Halliburton faces more scrutiny over Baker Hughes deal from Justice Department

The $34.6 billion mega-deal for Halliburton to acquire Baker Hughes is receiving additional scrutiny from the U.S. Justice Department and the European Commission, the companies confirmed Monday.

Just as Baker Hughes did last month, Halliburton said it has responded to a second round of antitrust questions from the Justice Department, without giving details about what was asked.

The European Commission is also seeking additional information from the companies “in a few discrete areas” after they submitted their merger notifications on July 23. Halliburton announced it will work closely with the commission to provide more details in the near future.
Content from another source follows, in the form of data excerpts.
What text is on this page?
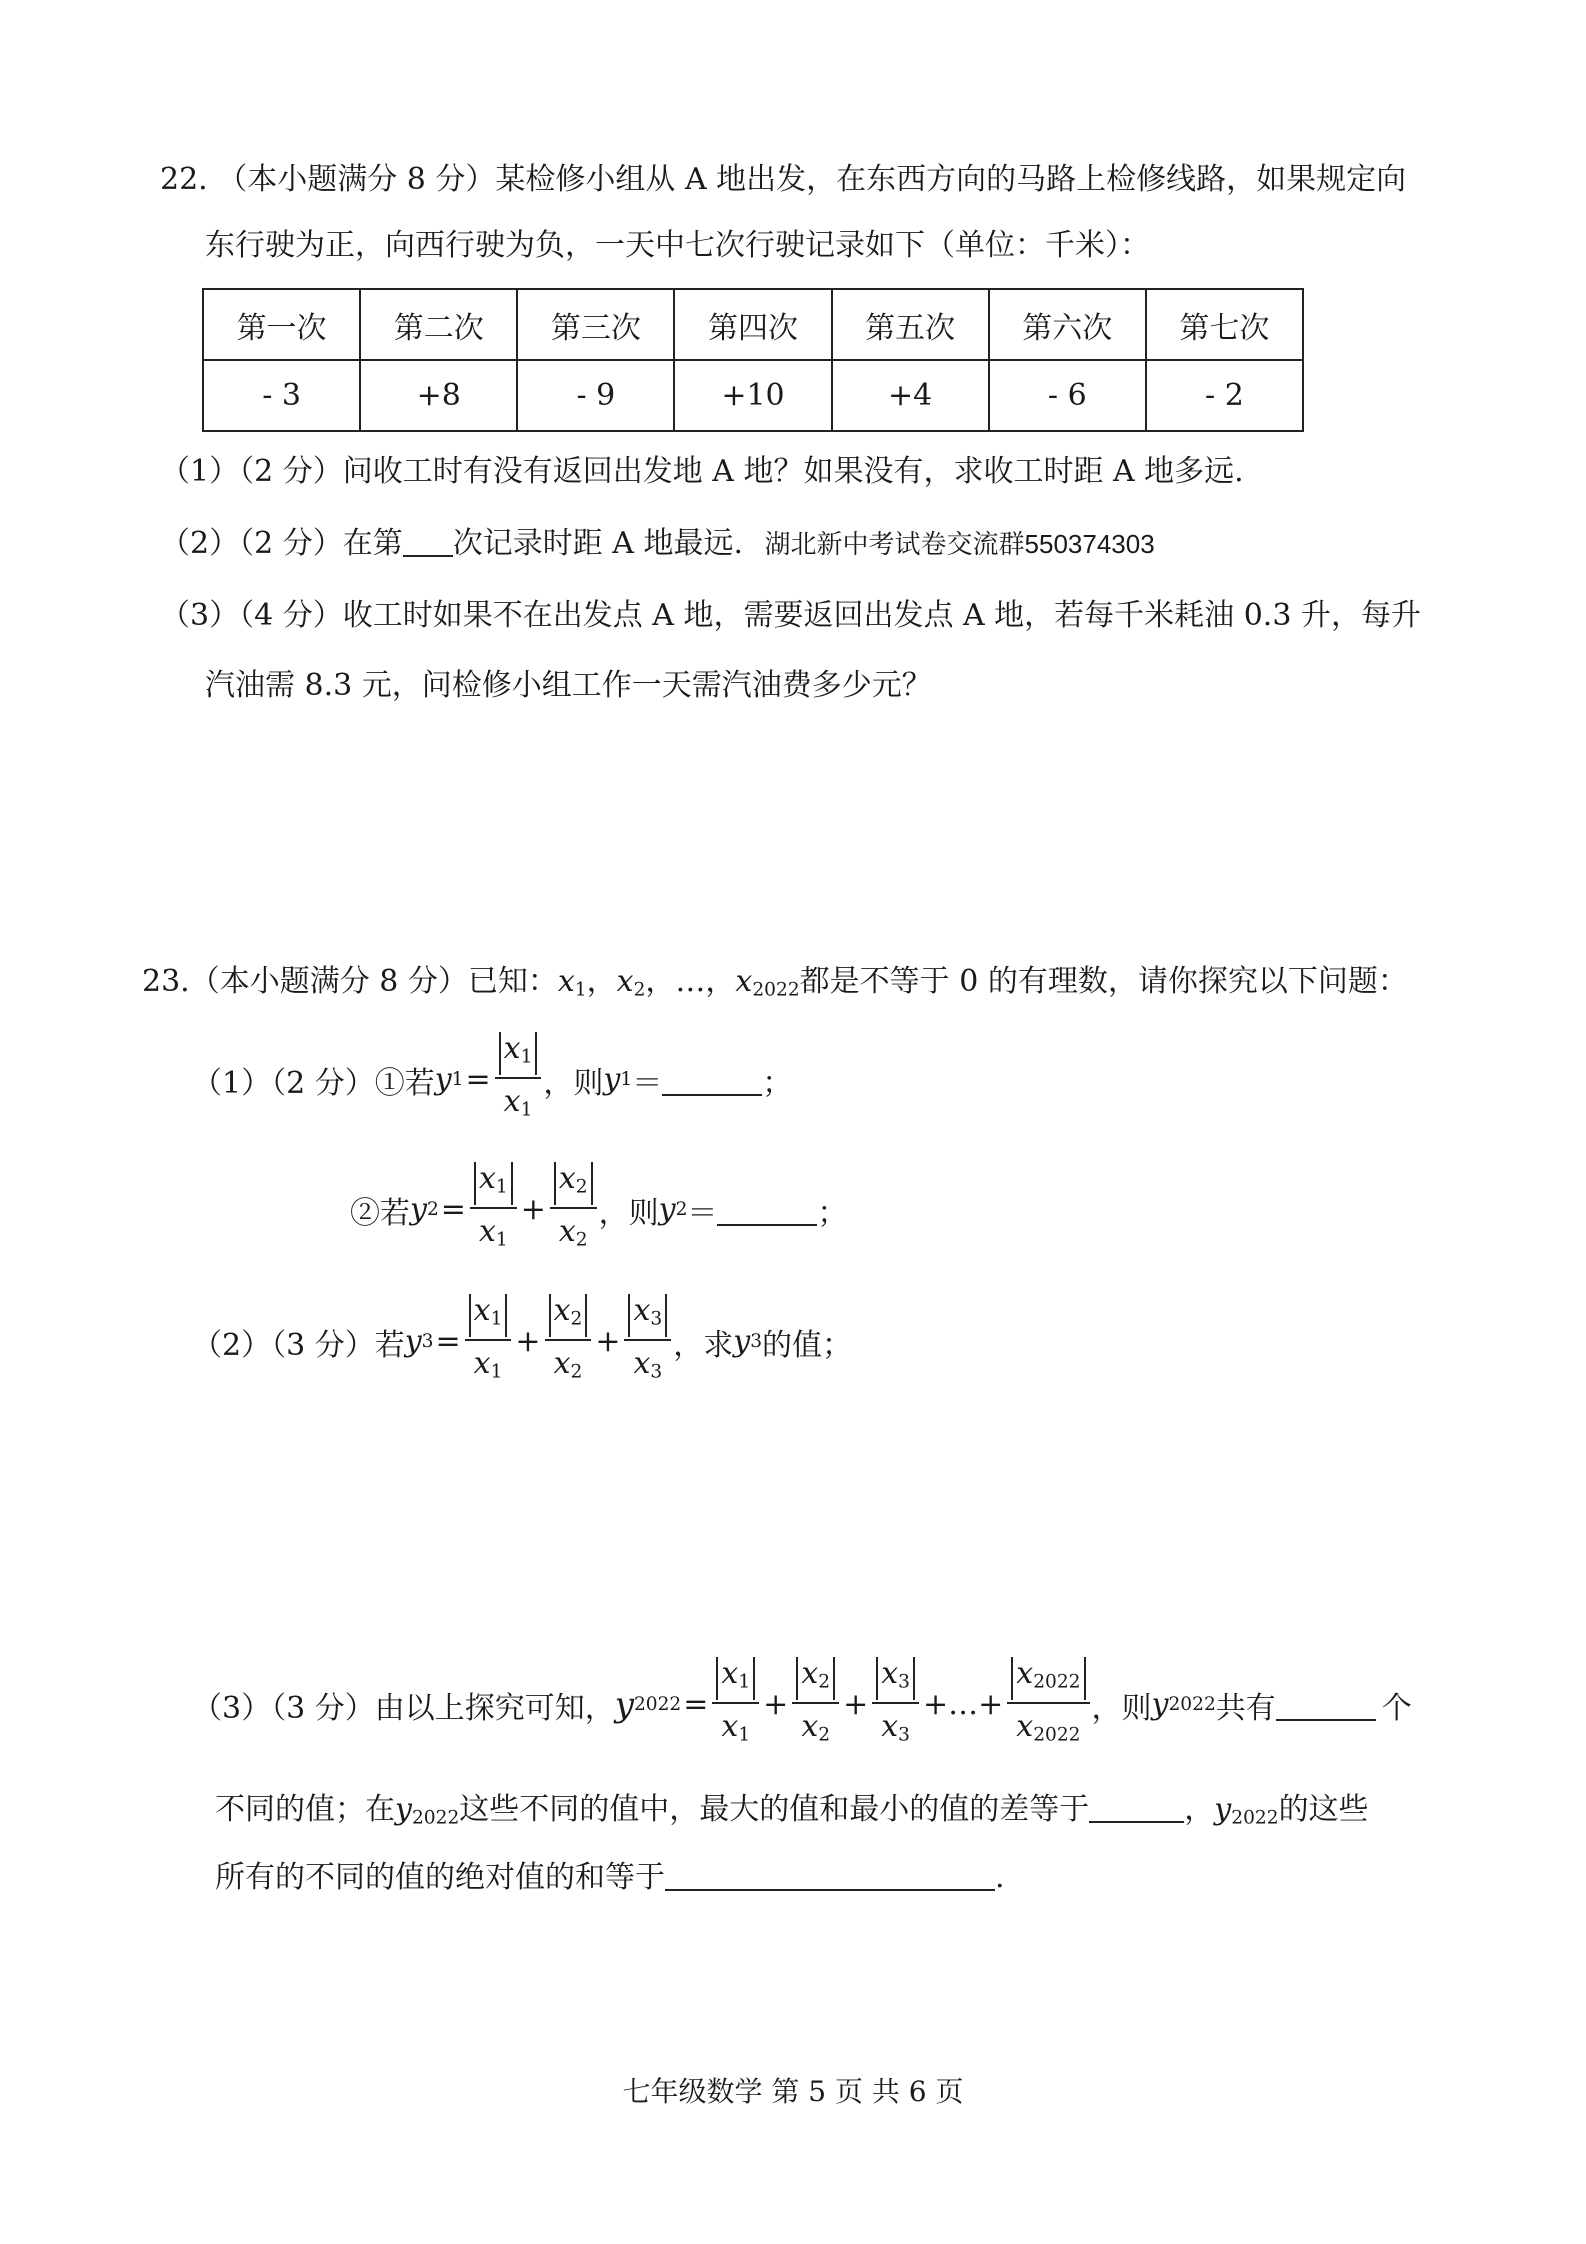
22. （本小题满分 8 分）某检修小组从 A 地出发，在东西方向的马路上检修线路，如果规定向
东行驶为正，向西行驶为负，一天中七次行驶记录如下（单位：千米）：
第一次	第二次	第三次	第四次	第五次	第六次	第七次
- 3	+8	- 9	+10	+4	- 6	- 2
（1）（2 分）问收工时有没有返回出发地 A 地？如果没有，求收工时距 A 地多远.
（2）（2 分）在第 次记录时距 A 地最远. 湖北新中考试卷交流群550374303
（3）（4 分）收工时如果不在出发点 A 地，需要返回出发点 A 地，若每千米耗油 0.3 升，每升
汽油需 8.3 元，问检修小组工作一天需汽油费多少元？
23.（本小题满分 8 分）已知：$x_1$，$x_2$，…，$x_{2022}$都是不等于 0 的有理数，请你探究以下问题：
（1）（2 分）①若 y $1 = \frac{x_1}{x_1}$ ，则 y 1 ＝	；
②若 y $2 = \frac{x_1}{x_1} + \frac{x_2}{x_2}$ ，则 y 2 ＝	；
（2）（3 分）若 y $3 = \frac{x_1}{x_1} + \frac{x_2}{x_2} + \frac{x_3}{x_3}$ ，求 y 3 的值；
（3）（3 分）由以上探究可知， y $2022 = \frac{x_1}{x_1} + \frac{x_2}{x_2} + \frac{x_3}{x_3}$ +…+ $\frac{x_{2022}}{x_{2022}}$ ，则 y 2022 共有	个
不同的值；在$y_{2022}$这些不同的值中，最大的值和最小的值的差等于	，$y_{2022}$的这些
所有的不同的值的绝对值的和等于	.
七年级数学 第 5 页 共 6 页
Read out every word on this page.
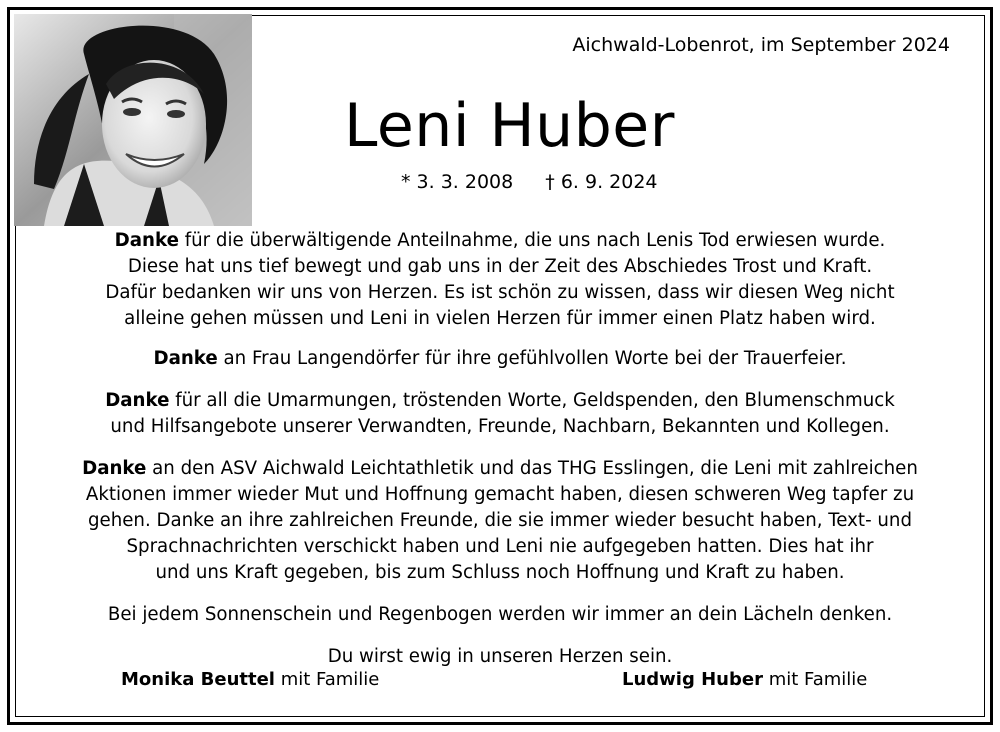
Aichwald-Lobenrot, im September 2024
Leni Huber
* 3. 3. 2008 † 6. 9. 2024

Danke für die überwältigende Anteilnahme, die uns nach Lenis Tod erwiesen wurde.
Diese hat uns tief bewegt und gab uns in der Zeit des Abschiedes Trost und Kraft.
Dafür bedanken wir uns von Herzen. Es ist schön zu wissen, dass wir diesen Weg nicht
alleine gehen müssen und Leni in vielen Herzen für immer einen Platz haben wird.

Danke an Frau Langendörfer für ihre gefühlvollen Worte bei der Trauerfeier.

Danke für all die Umarmungen, tröstenden Worte, Geldspenden, den Blumenschmuck
und Hilfsangebote unserer Verwandten, Freunde, Nachbarn, Bekannten und Kollegen.

Danke an den ASV Aichwald Leichtathletik und das THG Esslingen, die Leni mit zahlreichen
Aktionen immer wieder Mut und Hoffnung gemacht haben, diesen schweren Weg tapfer zu
gehen. Danke an ihre zahlreichen Freunde, die sie immer wieder besucht haben, Text- und
Sprachnachrichten verschickt haben und Leni nie aufgegeben hatten. Dies hat ihr
und uns Kraft gegeben, bis zum Schluss noch Hoffnung und Kraft zu haben.

Bei jedem Sonnenschein und Regenbogen werden wir immer an dein Lächeln denken.

Du wirst ewig in unseren Herzen sein.

Monika Beuttel mit Familie	Ludwig Huber mit Familie
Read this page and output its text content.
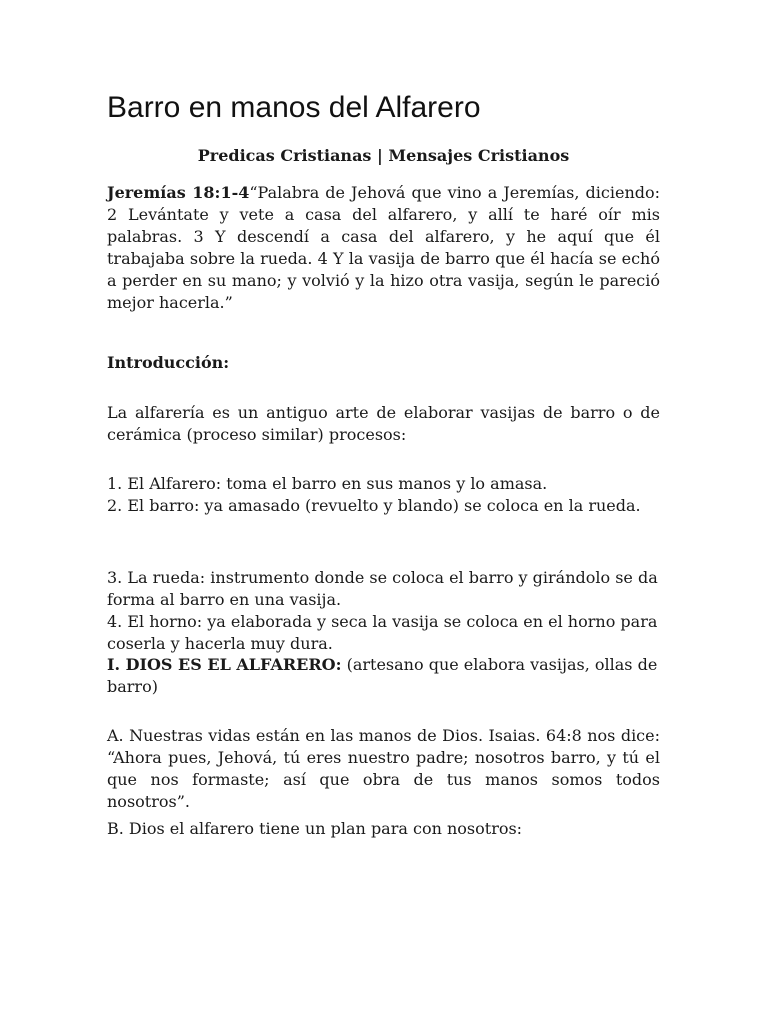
Barro en manos del Alfarero

Predicas Cristianas | Mensajes Cristianos

Jeremías 18:1-4“Palabra de Jehová que vino a Jeremías, diciendo: 2 Levántate y vete a casa del alfarero, y allí te haré oír mis palabras. 3 Y descendí a casa del alfarero, y he aquí que él trabajaba sobre la rueda. 4 Y la vasija de barro que él hacía se echó a perder en su mano; y volvió y la hizo otra vasija, según le pareció mejor hacerla.”

Introducción:

La alfarería es un antiguo arte de elaborar vasijas de barro o de cerámica (proceso similar) procesos:

1. El Alfarero: toma el barro en sus manos y lo amasa.
2. El barro: ya amasado (revuelto y blando) se coloca en la rueda.

3. La rueda: instrumento donde se coloca el barro y girándolo se da forma al barro en una vasija.
4. El horno: ya elaborada y seca la vasija se coloca en el horno para coserla y hacerla muy dura.

I. DIOS ES EL ALFARERO: (artesano que elabora vasijas, ollas de barro)

A. Nuestras vidas están en las manos de Dios. Isaias. 64:8 nos dice: “Ahora pues, Jehová, tú eres nuestro padre; nosotros barro, y tú el que nos formaste; así que obra de tus manos somos todos nosotros”.

B. Dios el alfarero tiene un plan para con nosotros:
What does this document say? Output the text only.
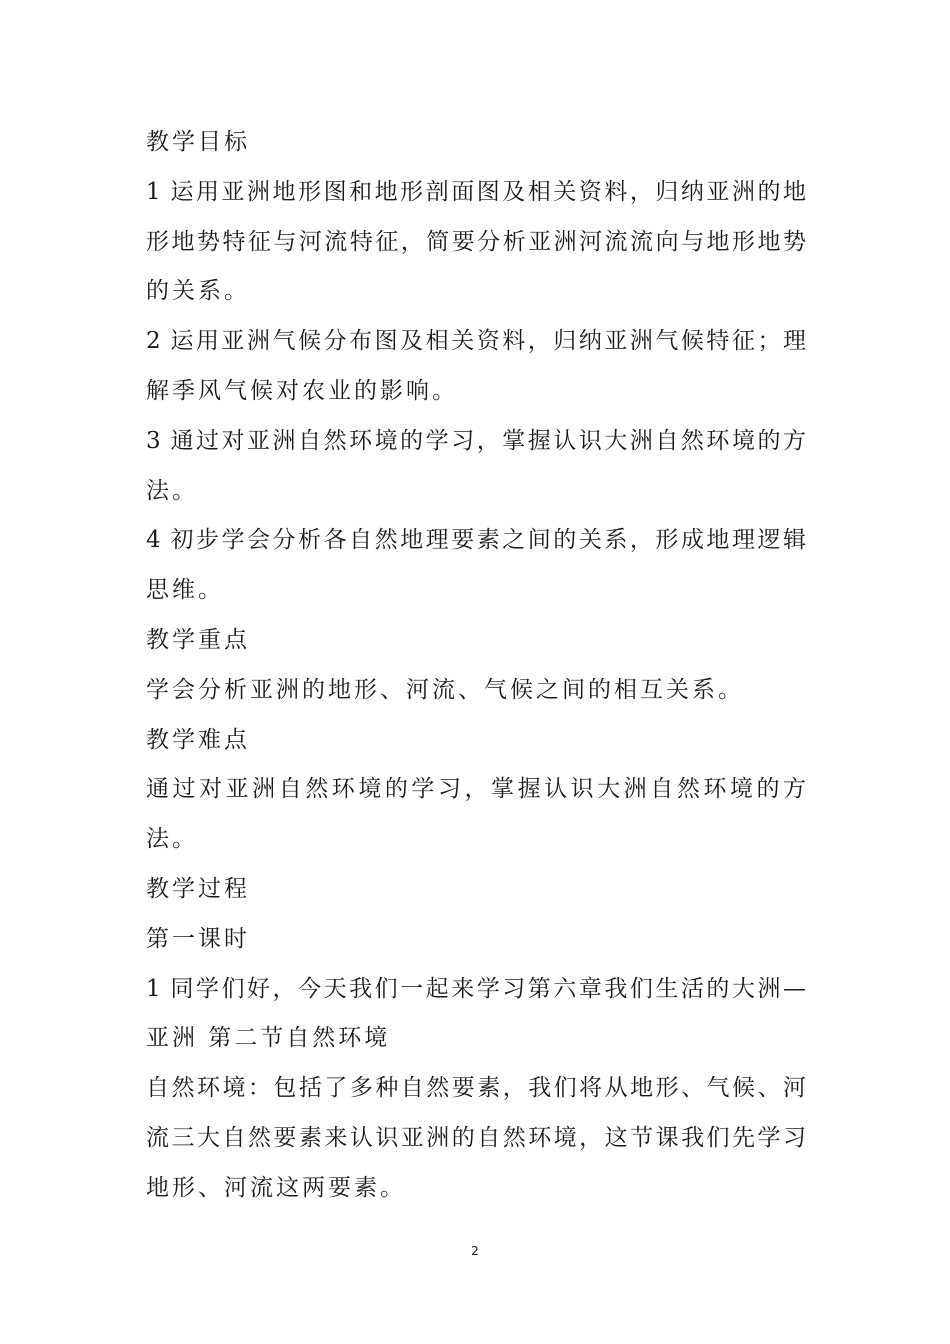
教学目标
1 运用亚洲地形图和地形剖面图及相关资料，归纳亚洲的地
形地势特征与河流特征，简要分析亚洲河流流向与地形地势
的关系。
2 运用亚洲气候分布图及相关资料，归纳亚洲气候特征；理
解季风气候对农业的影响。
3 通过对亚洲自然环境的学习，掌握认识大洲自然环境的方
法。
4 初步学会分析各自然地理要素之间的关系，形成地理逻辑
思维。
教学重点
学会分析亚洲的地形、河流、气候之间的相互关系。
教学难点
通过对亚洲自然环境的学习，掌握认识大洲自然环境的方
法。
教学过程
第一课时
1 同学们好，今天我们一起来学习第六章我们生活的大洲—
亚洲 第二节自然环境
自然环境：包括了多种自然要素，我们将从地形、气候、河
流三大自然要素来认识亚洲的自然环境，这节课我们先学习
地形、河流这两要素。
2
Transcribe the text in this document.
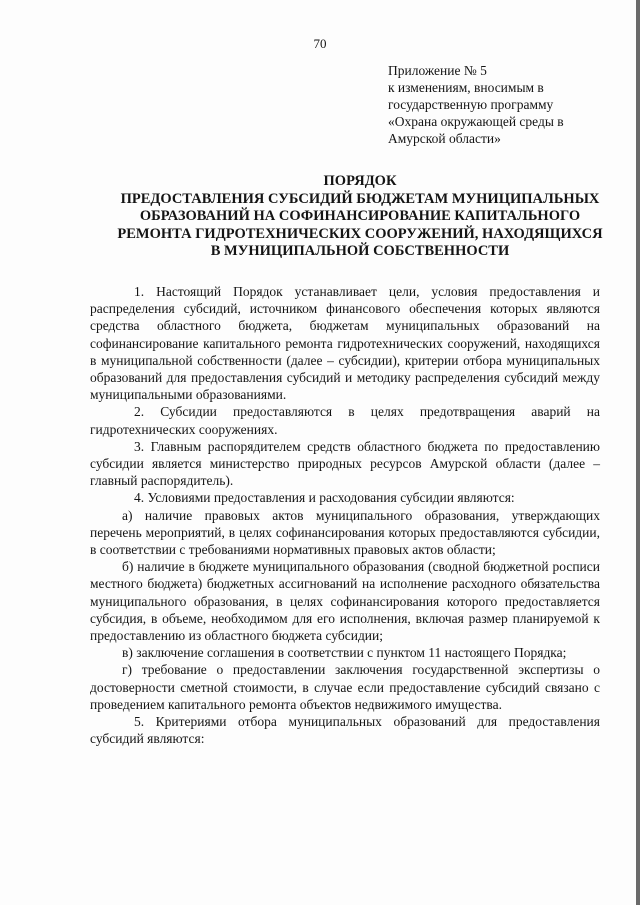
70
Приложение № 5
к изменениям, вносимым в
государственную программу
«Охрана окружающей среды в
Амурской области»
ПОРЯДОК
ПРЕДОСТАВЛЕНИЯ СУБСИДИЙ БЮДЖЕТАМ МУНИЦИПАЛЬНЫХ
ОБРАЗОВАНИЙ НА СОФИНАНСИРОВАНИЕ КАПИТАЛЬНОГО
РЕМОНТА ГИДРОТЕХНИЧЕСКИХ СООРУЖЕНИЙ, НАХОДЯЩИХСЯ
В МУНИЦИПАЛЬНОЙ СОБСТВЕННОСТИ

1. Настоящий Порядок устанавливает цели, условия предоставления и распределения субсидий, источником финансового обеспечения которых являются средства областного бюджета, бюджетам муниципальных образований на софинансирование капитального ремонта гидротехнических сооружений, находящихся в муниципальной собственности (далее – субсидии), критерии отбора муниципальных образований для предоставления субсидий и методику распределения субсидий между муниципальными образованиями.

2. Субсидии предоставляются в целях предотвращения аварий на гидротехнических сооружениях.

3. Главным распорядителем средств областного бюджета по предоставлению субсидии является министерство природных ресурсов Амурской области (далее – главный распорядитель).

4. Условиями предоставления и расходования субсидии являются:

а) наличие правовых актов муниципального образования, утверждающих перечень мероприятий, в целях софинансирования которых предоставляются субсидии, в соответствии с требованиями нормативных правовых актов области;

б) наличие в бюджете муниципального образования (сводной бюджетной росписи местного бюджета) бюджетных ассигнований на исполнение расходного обязательства муниципального образования, в целях софинансирования которого предоставляется субсидия, в объеме, необходимом для его исполнения, включая размер планируемой к предоставлению из областного бюджета субсидии;

в) заключение соглашения в соответствии с пунктом 11 настоящего Порядка;

г) требование о предоставлении заключения государственной экспертизы о достоверности сметной стоимости, в случае если предоставление субсидий связано с проведением капитального ремонта объектов недвижимого имущества.

5. Критериями отбора муниципальных образований для предоставления субсидий являются:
Governmental entities could have concerns about competition being reduced once the world’s second- and third-largest oil field services companies, both of which are Houston based, join forces.

Last month, Halliburton said it expects to close the deal no later than Dec. 1 after initially announcing a much broader closing in the second half of 2015. The Justice Department review process was extended until at least Nov. 25 and the companies said that such timing agreements are not rare when it comes to complex transactions.

The “labyrinthine and complex” transaction is still moving forward as planned, but only because bumps in the road were expected, said Bill Herbert, co-head of securities at energy investment bank Simmons & Company International.

Herbert said he has anticipated all along that the deal may not close until 2016.

“It was never going to be easy. I’m pretty confident this this will close because, at this stage, Halliburton’s management team has so much invested,” Herbert said.

In the meantime, Halliburton and Baker Hughes will work with both the U.S. and European regulatory bodies to mollify their anti-competitive concerns, he said, arguing that the European Commission could end up being the toughest path because there is a more competitive landscape in the U.S. oil field services market.

Halliburton has agreed to pay Baker Hughes $3.5 billion if the deal falls through, and is expecting to sell certain business units and assets — more than originally planned — either because they are redundant or to comply with federal regulators to get the deal approved. Halliburton’s drill bits business and its Sperry Drilling arm are among those expected to sell, Herbert said.

Halliburton and Baker Hughes both recently said in regulatory filings they have cut jobs deeper than they previously estimated they would, with Halliburton cutting 14,000 jobs and Baker Hughes laying off 13,000 since they began trimming their head counts. That is a combined 7,500 higher than estimates in April.